CODEWITHSUNDEEP
php
lolalola
lolalola

Reputation: 3823

uncertain variables in php

if($a == 4){ echo 'ok'; }

Now displays an error because $a variable is not defined. my decision:

if(isset($a)){
    if($a == 4){
    echo 'ok';
    }
}

But maybe there are better solutions?

Upvotes: 3

Views: 166

Answers (5)

giraff
giraff

Reputation: 4711

The following solutions are shorter, but ugly (i.e. the kind of code that make seasoned programmers run away in disgust):

if (@$a == 4) // Don't show the warning in this line (*UGLY*)
  echo 'OK';

or 

error_reporting(error_reporting() & ~E_NOTICE); // Don't show any notice at all (*EVEN UGLIER*)
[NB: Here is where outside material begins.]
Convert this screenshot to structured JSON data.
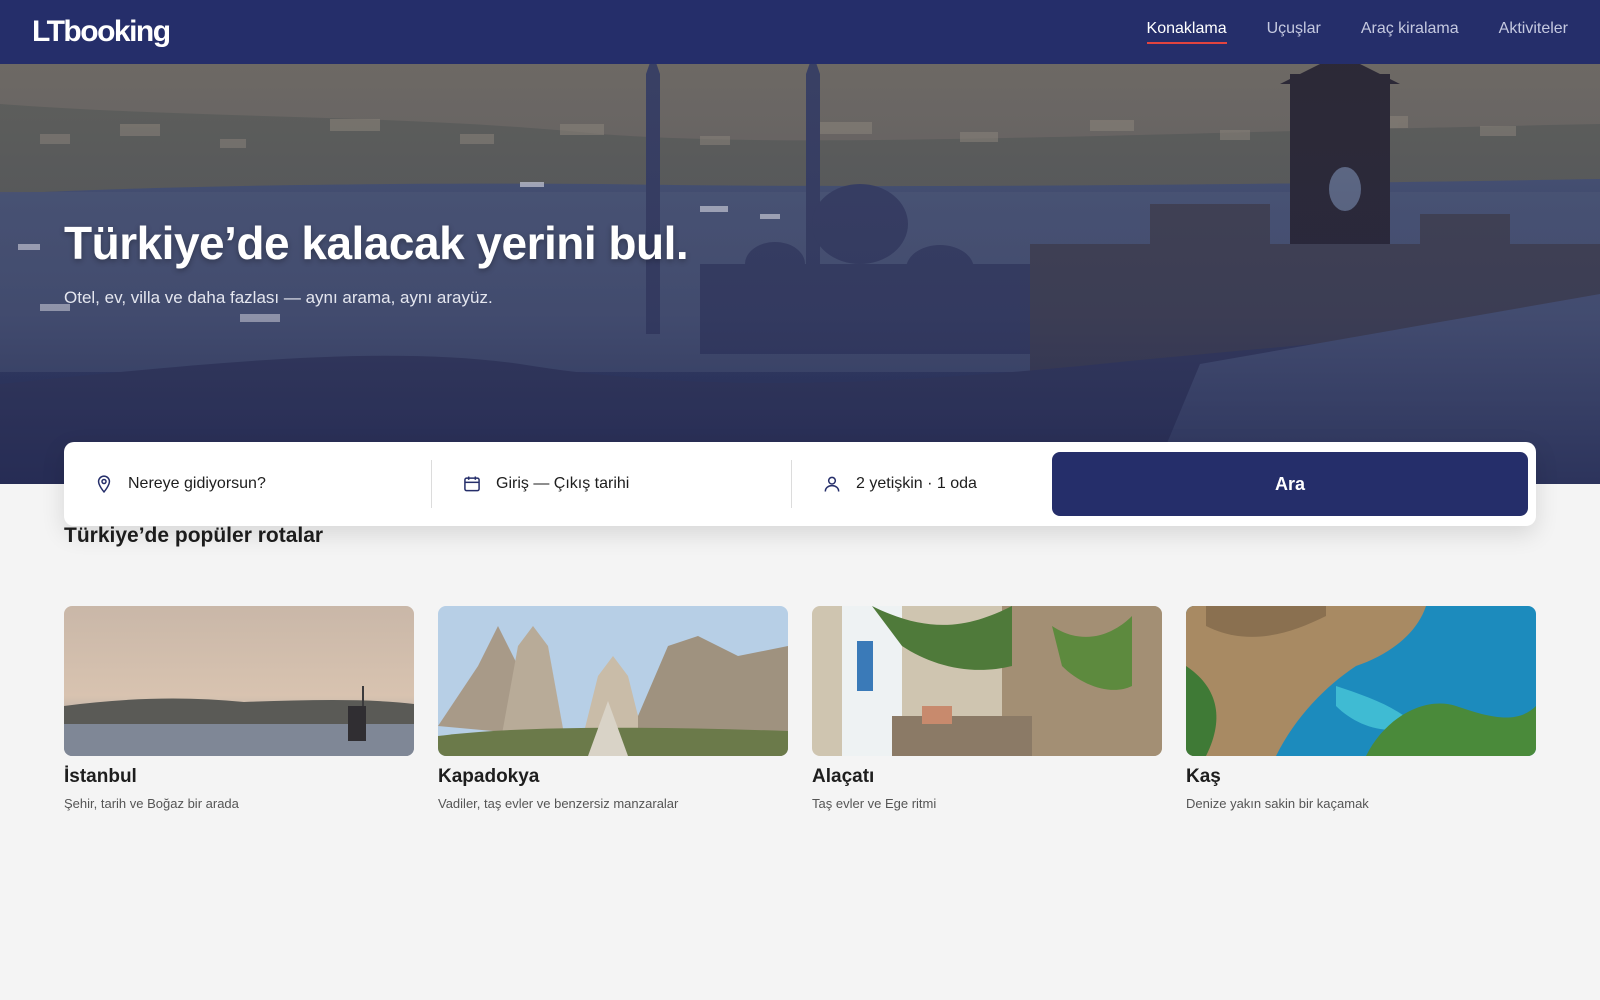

Both are considered bad practise, as you could miss an unrelated notice which could be symptomatic for some deeper problem.

Upvotes: 0

Halil Özgür
Halil Özgür

Reputation: 15945

@ has done so much damage to the PHP community at large. I can't count the hours gone into debugging and fixing @ty code.

Upvotes: 0

George Marian
George Marian

Reputation: 2669

Ideally, you shouldn't have to do this. If $a is originally being created inside a conditional, but not under all circumstances, you should declare it and set it to null before that conditional.

Compare:

if(false)
{
   $a = 4;
}
//...
if($a == 4){
   echo 'ok';
}

To:

$a = null;

if(false)
{
   $a = 4;
}
//...
if($a == 4){
   echo 'ok';
}

Yes, that if (false) will never set $a to 4. However, the second example will not trigger the warning.

Also, I hope you're not relying on register_globals being on.

Otherwise, if you must use isset(), I would combine the call into one if statement, as suggested by KennyTM.

Upvotes: 2

kennytm
kennytm

Reputation: 523464

I think it's good enough. You could merge the two ifs if you like.

if (isset($a) && $a == 4) {
  echo 'ok';
}

Upvotes: 14

Palantir
Palantir

Reputation: 24182

Your solution is correct, but if you want to be 100% "clean" then you should never have to use isset(), as your variables should always be in scope. You should define $a = null at the beginning, and check if it is null.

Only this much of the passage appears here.